9.

2.2K 241 25
                                    

Warning!
Chapter ini tidak cocok untuk anak dibawah umur. Harap bijak saat membacanya. Sedia kantong kresek bagi yang mau anu:')



Tak ada apapun.

Luhan merasa tak ada yang terjadi padanya, semenjak dirinya dengan gilanya menghentikan Sehun saat itu. Luhan masih memejamkan matanya, bersiap menerima hantaman mobil Sehun pada tubuhnya. Namun Luhan tak merasakan hal itu. Jantungnya berpacu cepat dengan keringat dingin mengalir didahinya.

Luhan tanpa sadar menelan ludahnya berat. Sampai dia memberanikan membuka matanya dan terkejut kemudian.

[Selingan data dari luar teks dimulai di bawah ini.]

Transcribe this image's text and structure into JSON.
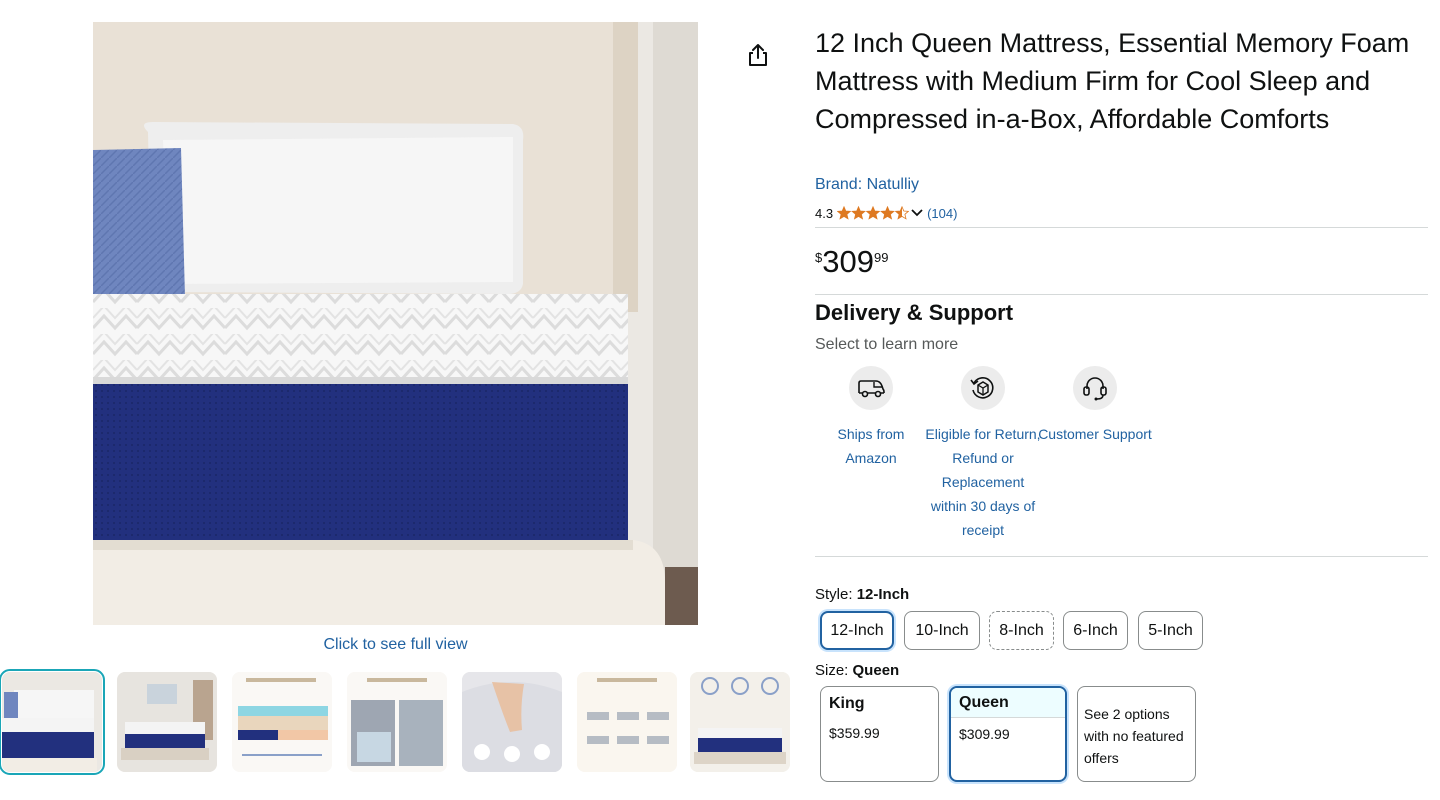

Sosok Sehun berada tepat didepannya. Wajah itu, Luhan bisa melihatnya dengan jelas sekarang. Tak ada yang berubah kecuali rambut Sehun yang dipotong lebih pendek dari sebelumnya.

"Apa yang kau inginkan, Dokter Lu?"

Suara berat itu. Luhan mendengarnya lagi. Bagaimana Sehun memanggilnya 'Dokter Lu' seperti dulu. Luhan membuka matanya lebih lebar.

Sehun menatapnya tajam lalu mengulas senyum angkuhnya "Aku akan memberikanmu waktu tiga detik untuk bergeser sebelum aku melakukan hal berbahaya padamu, Dokter Lu"

Luhan masih diam tak berkutik, berusaha mencerna. 3 detik. Waktu diriya pergi dari sana sebelum Sehun melakukan 'sesuatu' padanya. Entah itu membunuhnya atau bahkan menyiksanya sampai sekarat disini. Sehun tidak pernah main-main dengan kata-katanya. Luhan tahu dengan jelas siapa Sehun, si psikopat dengan hati baja. Tak kenal kasihan. Namun pada akhirnya, tiga detik yang berlalu lebih cepat, Luhan tak kunjung angkat kaki dari posisinya.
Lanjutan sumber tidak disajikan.